In het voorgestelde artikel LVII, aanhef en onderdeel b, onder 1, wordt geregeld dat indien het voorstel van wet Wet toekomst pensioenen tot wet is of wordt verheven en artikel II, onderdeel Q, van die wet later in werking treedt dan artikel I, onderdeel EE, van dit belastingplan, artikel II, onderdeel Q, subonderdeel 2, van de Wet toekomst pensioenen vervalt. Daarin wordt een verwijzing in artikel 10.2b, eerste lid, Wet IB 2001 aangepast, welk lid op basis van het onderhavige wetsvoorstel vervalt.

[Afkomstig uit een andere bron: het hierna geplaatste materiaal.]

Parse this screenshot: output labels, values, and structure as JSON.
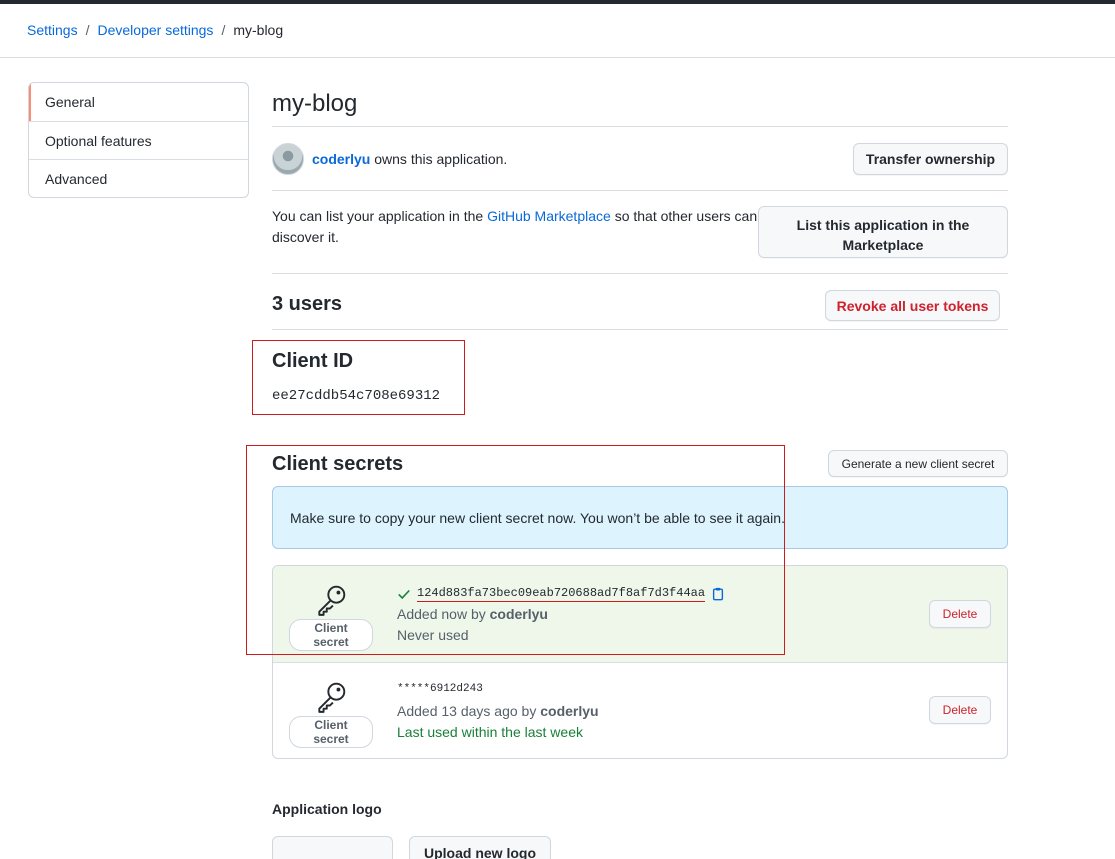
{
  "breadcrumb": {
    "settings": "Settings",
    "sep1": "/",
    "developer": "Developer settings",
    "sep2": "/",
    "current": "my-blog"
  },
  "sidebar": {
    "items": [
      {
        "label": "General",
        "active": true
      },
      {
        "label": "Optional features"
      },
      {
        "label": "Advanced"
      }
    ]
  },
  "app": {
    "title": "my-blog",
    "owner_name": "coderlyu",
    "owner_suffix": "owns this application.",
    "transfer_button": "Transfer ownership",
    "market_pre": "You can list your application in the",
    "market_link": "GitHub Marketplace",
    "market_post": "so that other users can discover it.",
    "market_button_line1": "List this application in the",
    "market_button_line2": "Marketplace"
  },
  "users": {
    "title": "3 users",
    "revoke_button": "Revoke all user tokens"
  },
  "client_id": {
    "title": "Client ID",
    "value": "ee27cddb54c708e69312"
  },
  "client_secrets": {
    "title": "Client secrets",
    "generate_button": "Generate a new client secret",
    "flash": "Make sure to copy your new client secret now. You won’t be able to see it again.",
    "secrets": [
      {
        "badge": "Client secret",
        "value": "124d883fa73bec09eab720688ad7f8af7d3f44aa",
        "added_prefix": "Added now by",
        "added_by": "coderlyu",
        "usage": "Never used",
        "delete": "Delete"
      },
      {
        "badge": "Client secret",
        "value": "*****6912d243",
        "added_prefix": "Added 13 days ago by",
        "added_by": "coderlyu",
        "usage": "Last used within the last week",
        "delete": "Delete"
      }
    ]
  },
  "logo": {
    "title": "Application logo",
    "upload_button": "Upload new logo"
  },
  "colors": {
    "link": "#0969da",
    "danger": "#cf222e",
    "success": "#1a7f37",
    "highlight_border": "#cf1b1b"
  }
}
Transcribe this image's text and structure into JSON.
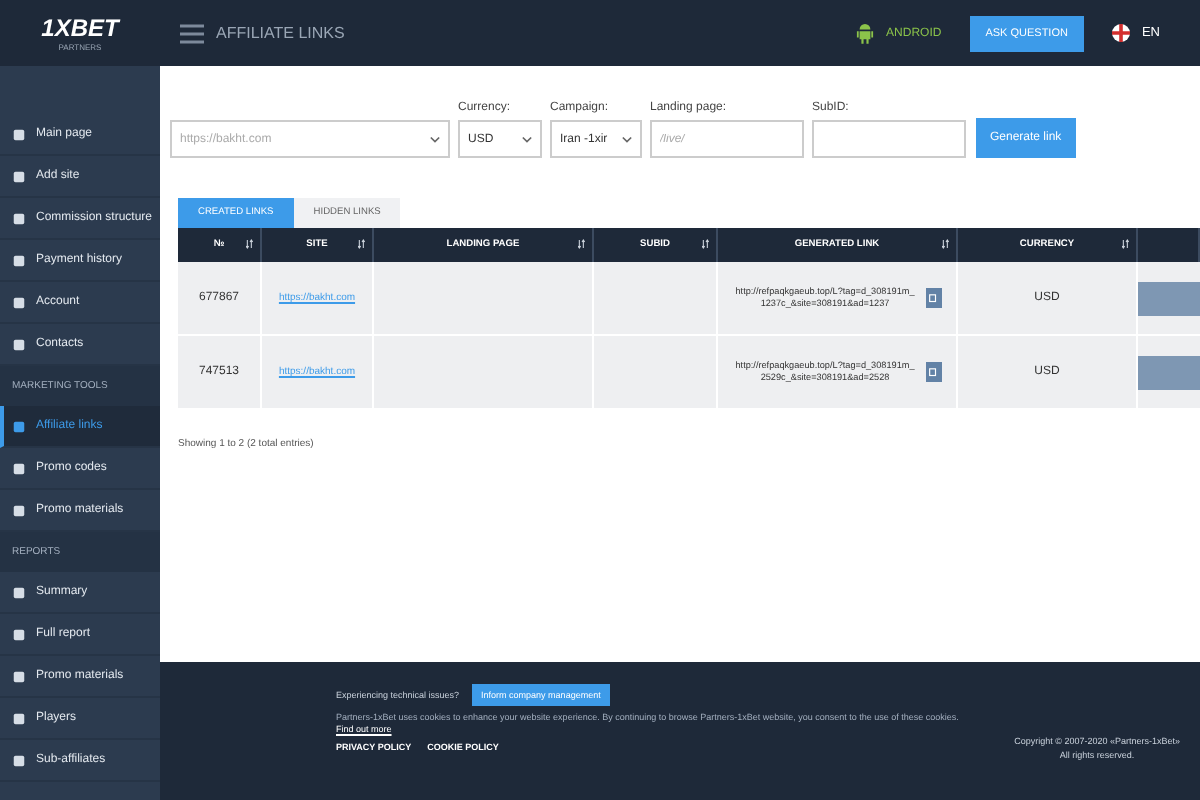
{
  "header": {
    "logo": "1XBET",
    "logo_sub": "PARTNERS",
    "title": "AFFILIATE LINKS",
    "android": "ANDROID",
    "ask_button": "ASK QUESTION",
    "language": "EN"
  },
  "sidebar": {
    "items": [
      {
        "kind": "item",
        "label": "Main page",
        "selected": false
      },
      {
        "kind": "item",
        "label": "Add site",
        "selected": false
      },
      {
        "kind": "item",
        "label": "Commission structure",
        "selected": false
      },
      {
        "kind": "item",
        "label": "Payment history",
        "selected": false
      },
      {
        "kind": "item",
        "label": "Account",
        "selected": false
      },
      {
        "kind": "item",
        "label": "Contacts",
        "selected": false
      },
      {
        "kind": "section",
        "label": "MARKETING TOOLS"
      },
      {
        "kind": "item",
        "label": "Affiliate links",
        "selected": true
      },
      {
        "kind": "item",
        "label": "Promo codes",
        "selected": false
      },
      {
        "kind": "item",
        "label": "Promo materials",
        "selected": false
      },
      {
        "kind": "section",
        "label": "REPORTS"
      },
      {
        "kind": "item",
        "label": "Summary",
        "selected": false
      },
      {
        "kind": "item",
        "label": "Full report",
        "selected": false
      },
      {
        "kind": "item",
        "label": "Promo materials",
        "selected": false
      },
      {
        "kind": "item",
        "label": "Players",
        "selected": false
      },
      {
        "kind": "item",
        "label": "Sub-affiliates",
        "selected": false
      }
    ]
  },
  "form": {
    "site": {
      "placeholder": "https://bakht.com"
    },
    "currency": {
      "label": "Currency:",
      "value": "USD"
    },
    "campaign": {
      "label": "Campaign:",
      "value": "Iran -1xir"
    },
    "landing": {
      "label": "Landing page:",
      "placeholder": "/live/"
    },
    "subid": {
      "label": "SubID:"
    },
    "button": "Generate link"
  },
  "tabs": [
    {
      "label": "CREATED LINKS",
      "selected": true
    },
    {
      "label": "HIDDEN LINKS",
      "selected": false
    }
  ],
  "table": {
    "columns": [
      "№",
      "SITE",
      "LANDING PAGE",
      "SUBID",
      "GENERATED LINK",
      "CURRENCY"
    ],
    "rows": [
      {
        "id": "677867",
        "site": "https://bakht.com",
        "link": "http://refpaqkgaeub.top/L?tag=d_308191m_1237c_&site=308191&ad=1237",
        "currency": "USD"
      },
      {
        "id": "747513",
        "site": "https://bakht.com",
        "link": "http://refpaqkgaeub.top/L?tag=d_308191m_2529c_&site=308191&ad=2528",
        "currency": "USD"
      }
    ]
  },
  "entries": "Showing 1 to 2 (2 total entries)",
  "footer": {
    "issues": "Experiencing technical issues?",
    "inform_button": "Inform company management",
    "cookies": "Partners-1xBet uses cookies to enhance your website experience. By continuing to browse Partners-1xBet website, you consent to the use of these cookies.",
    "find_out": "Find out more",
    "links": [
      "PRIVACY POLICY",
      "COOKIE POLICY"
    ],
    "copyright": "Copyright © 2007-2020 «Partners-1xBet»",
    "rights": "All rights reserved."
  }
}
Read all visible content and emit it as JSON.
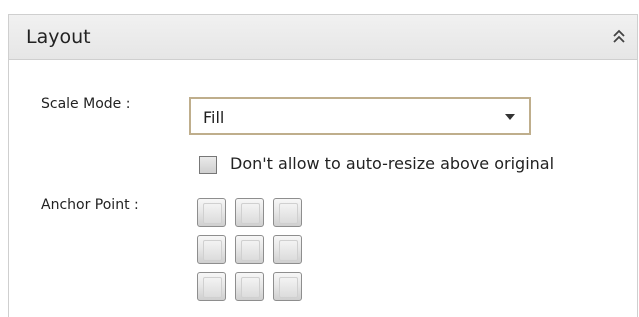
{
  "panel": {
    "title": "Layout",
    "collapse_icon": "double-chevron-up-icon"
  },
  "scale_mode": {
    "label": "Scale Mode :",
    "selected": "Fill",
    "dropdown_icon": "dropdown-arrow-icon"
  },
  "auto_resize": {
    "label": "Don't allow to auto-resize above original",
    "checked": false
  },
  "anchor_point": {
    "label": "Anchor Point :",
    "buttons": [
      "top-left",
      "top-center",
      "top-right",
      "middle-left",
      "middle-center",
      "middle-right",
      "bottom-left",
      "bottom-center",
      "bottom-right"
    ]
  },
  "colors": {
    "header_bg": "#e8e8e8",
    "border": "#cfcfcf",
    "select_border": "#bfae8c"
  }
}
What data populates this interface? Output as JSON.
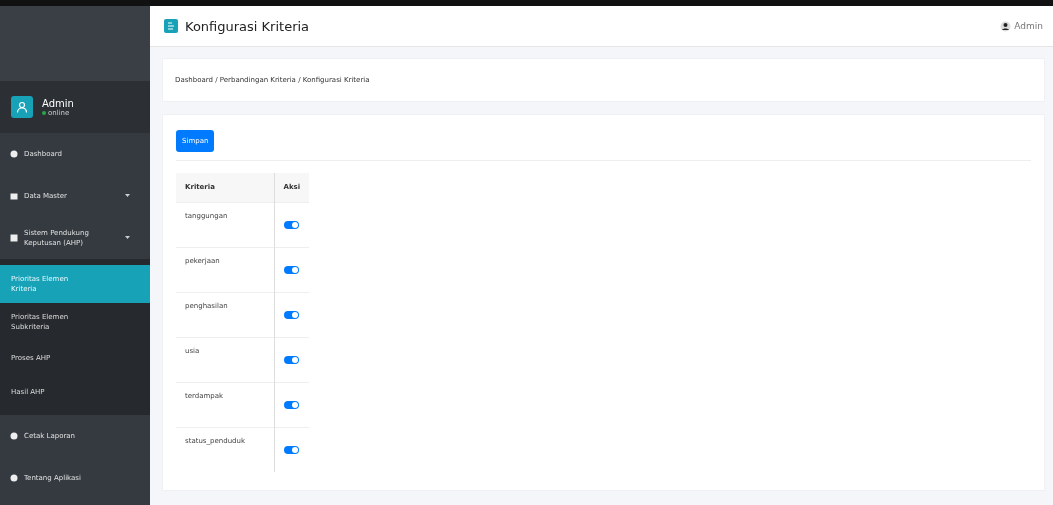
{
  "sidebar": {
    "user": {
      "name": "Admin",
      "status": "online"
    },
    "items": [
      {
        "label": "Dashboard",
        "selected": false,
        "has_caret": false
      },
      {
        "label": "Data Master",
        "selected": false,
        "has_caret": true
      },
      {
        "label": "Sistem Pendukung Keputusan (AHP)",
        "selected": false,
        "has_caret": true,
        "expanded": true,
        "children": [
          {
            "label": "Prioritas Elemen Kriteria",
            "selected": true
          },
          {
            "label": "Prioritas Elemen Subkriteria",
            "selected": false
          },
          {
            "label": "Proses AHP",
            "selected": false
          },
          {
            "label": "Hasil AHP",
            "selected": false
          }
        ]
      },
      {
        "label": "Cetak Laporan",
        "selected": false,
        "has_caret": false
      },
      {
        "label": "Tentang Aplikasi",
        "selected": false,
        "has_caret": false
      }
    ]
  },
  "header": {
    "title": "Konfigurasi Kriteria",
    "user": "Admin"
  },
  "breadcrumb": "Dashboard / Perbandingan Kriteria / Konfigurasi Kriteria",
  "save_button": "Simpan",
  "table": {
    "columns": [
      "Kriteria",
      "Aksi"
    ],
    "rows": [
      {
        "name": "tanggungan",
        "on": true
      },
      {
        "name": "pekerjaan",
        "on": true
      },
      {
        "name": "penghasilan",
        "on": true
      },
      {
        "name": "usia",
        "on": true
      },
      {
        "name": "terdampak",
        "on": true
      },
      {
        "name": "status_penduduk",
        "on": true
      }
    ]
  }
}
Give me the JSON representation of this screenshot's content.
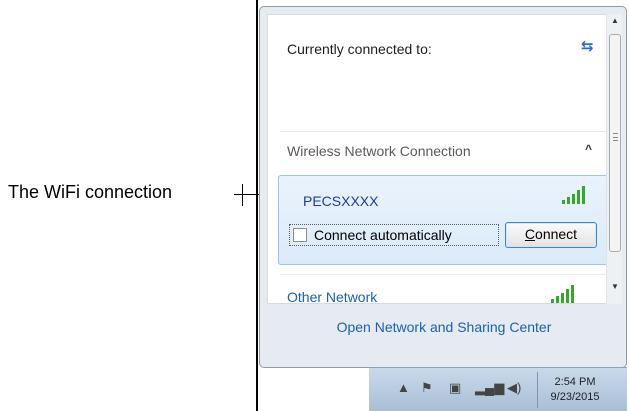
{
  "annotation": {
    "label": "The WiFi connection"
  },
  "flyout": {
    "connected_title": "Currently connected to:",
    "section_title": "Wireless Network Connection",
    "network": {
      "name": "PECSXXXX",
      "auto_connect_label": "Connect automatically",
      "auto_connect_checked": false,
      "connect_button": "Connect",
      "signal_bars": 5
    },
    "other_network": "Other Network",
    "footer_link": "Open Network and Sharing Center"
  },
  "taskbar": {
    "time": "2:54 PM",
    "date": "9/23/2015",
    "icons": [
      "show-hidden-icons",
      "action-center-flag-icon",
      "network-icon",
      "signal-strength-icon",
      "volume-icon"
    ]
  },
  "colors": {
    "link": "#1a5fb4",
    "network_name": "#1a3da5",
    "signal": "#3aa52c",
    "selected_row": "#dbeafa"
  }
}
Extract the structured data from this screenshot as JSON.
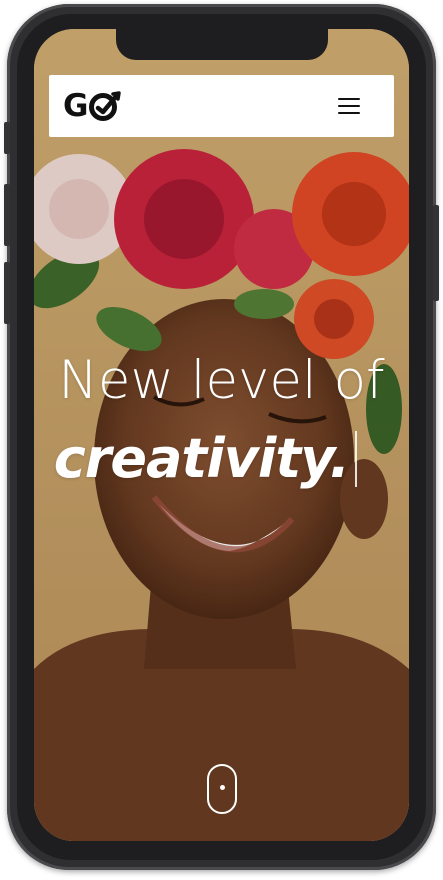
{
  "navbar": {
    "logo": {
      "text": "G",
      "o_icon": "target-check-icon"
    },
    "menu_icon": "hamburger-menu-icon"
  },
  "hero": {
    "line1": "New level of",
    "line2": "creativity.",
    "background": "portrait-flower-crown-photo"
  },
  "scroll_indicator": {
    "icon": "mouse-scroll-icon"
  },
  "colors": {
    "background": "#c9a56a",
    "navbar_bg": "#ffffff",
    "text_dark": "#111111",
    "hero_text": "#ffffff",
    "phone_frame": "#2f2f31"
  }
}
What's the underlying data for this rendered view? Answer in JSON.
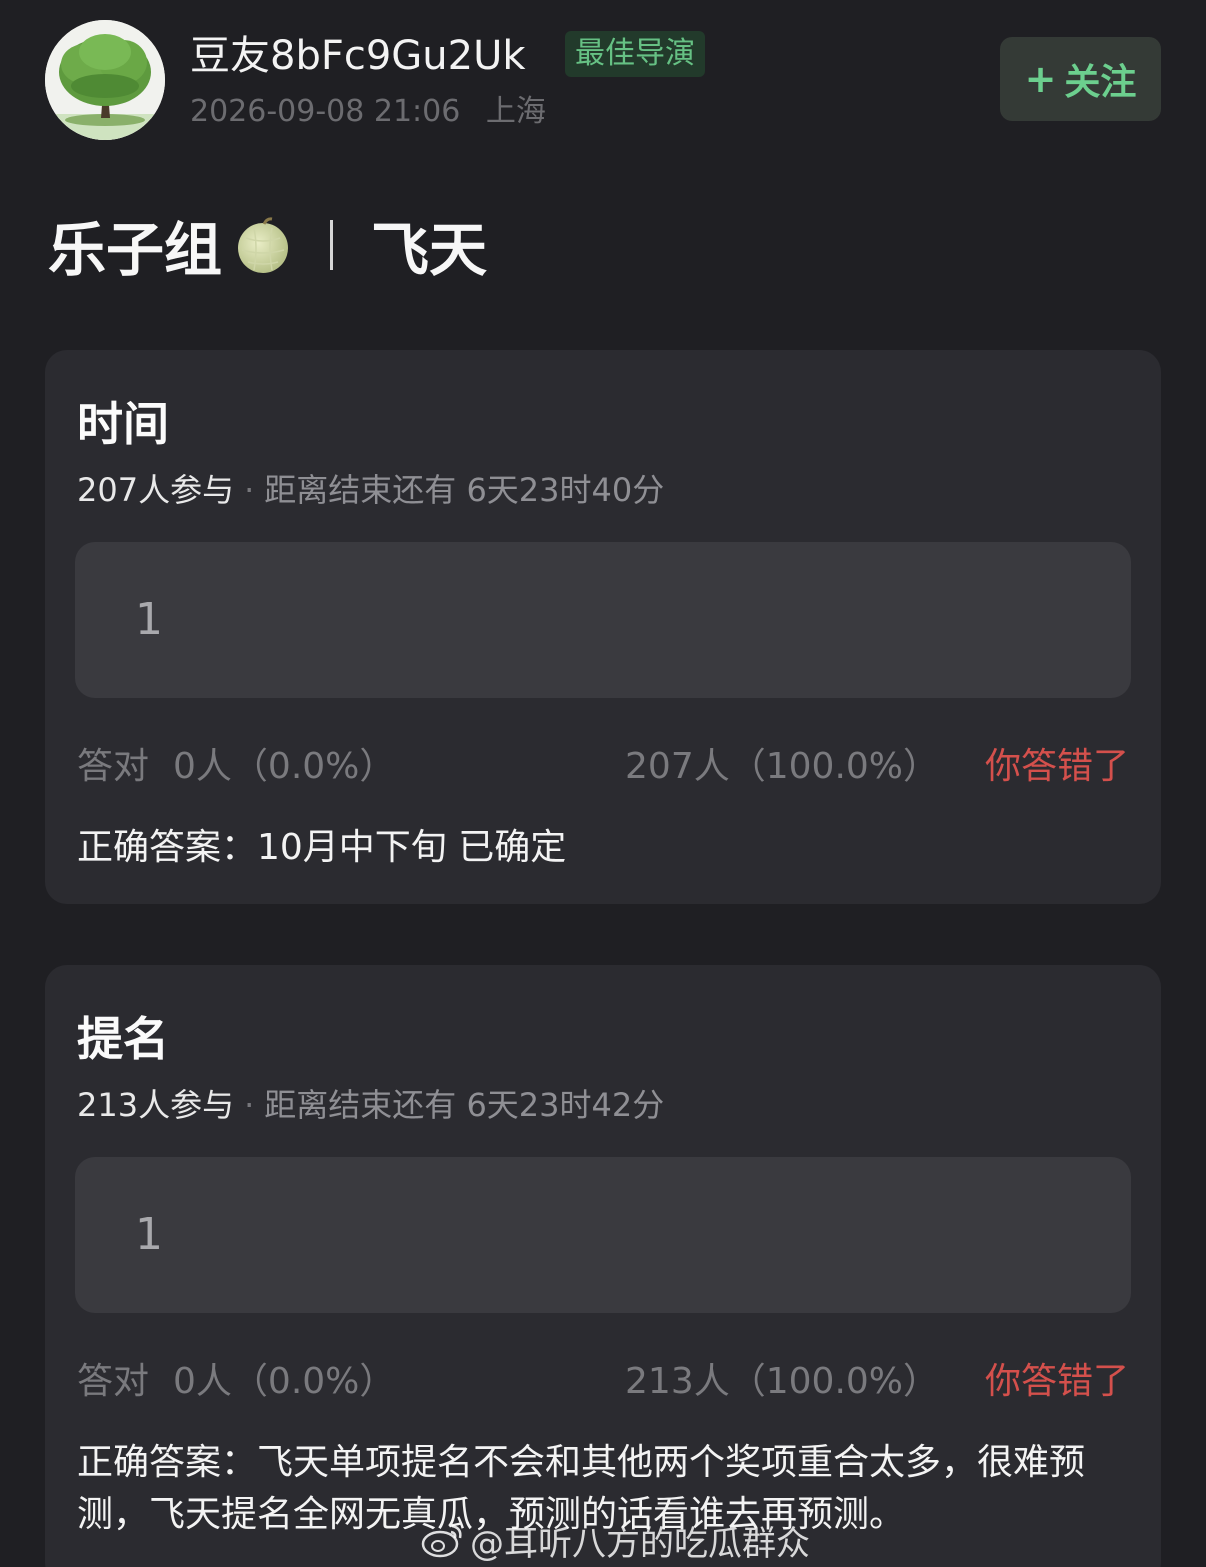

Daarnaast wordt in het voorgestelde artikel LVII, aanhef en onderdeel b, onder 2, geregeld dat indien het voorstel van wet Wet toekomst pensioenen tot wet is of wordt verheven en artikel II, onderdeel Q, van die wet later in werking treedt dan artikel I, onderdeel EE, van dit belastingplan, artikel II, onderdeel Q, van de Wet toekomst pensioenen wordt gewijzigd door in subonderdeel 3 het daarin opgenomen artikel 10.2b, vierde en vijfde lid, Wet IB 2001 te vernummeren tot derde en vierde lid van dat artikel, omdat in het onderhavige wetsvoorstel artikel 10.2b, eerste lid, Wet IB 2001 vervalt.
Artikel LIX
Artikel LIX (inwerkingtreding)
Dit artikel regelt de inwerkingtreding. Met ingang van 1 januari 2023 worden, als het boekjaar van een ondernemer voor de inkomstenbelasting samenvalt met het kalenderjaar, geen dotaties aan de oudedagsreserve meer toegestaan. In de situatie van een gebroken boekjaar kan, in afwijking van artikel 3.66, tweede lid, Wet IB 2001, niet meer worden gedoteerd aan de oudedagsreserve met ingang van het eerste boekjaar dat aanvangt op of na 1 januari 2023. De bepalingen inzake het uitfaseren van de oudedagsreserve, te weten artikel I, onderdelen F, G, H, I, J, K, L, N, P, Q, R, S, T, U, V en KK, en artikel XLII, vinden voor het eerst toepassing met betrekking tot boekjaren die aanvangen op of na 1 januari 2023.
Voor andere bepalingen waarin een inwerkingtreding met terugwerkende kracht van toepassing is of van een latere datum is voorzien, wordt dat toegelicht bij de toelichting op de betreffende onderdelen.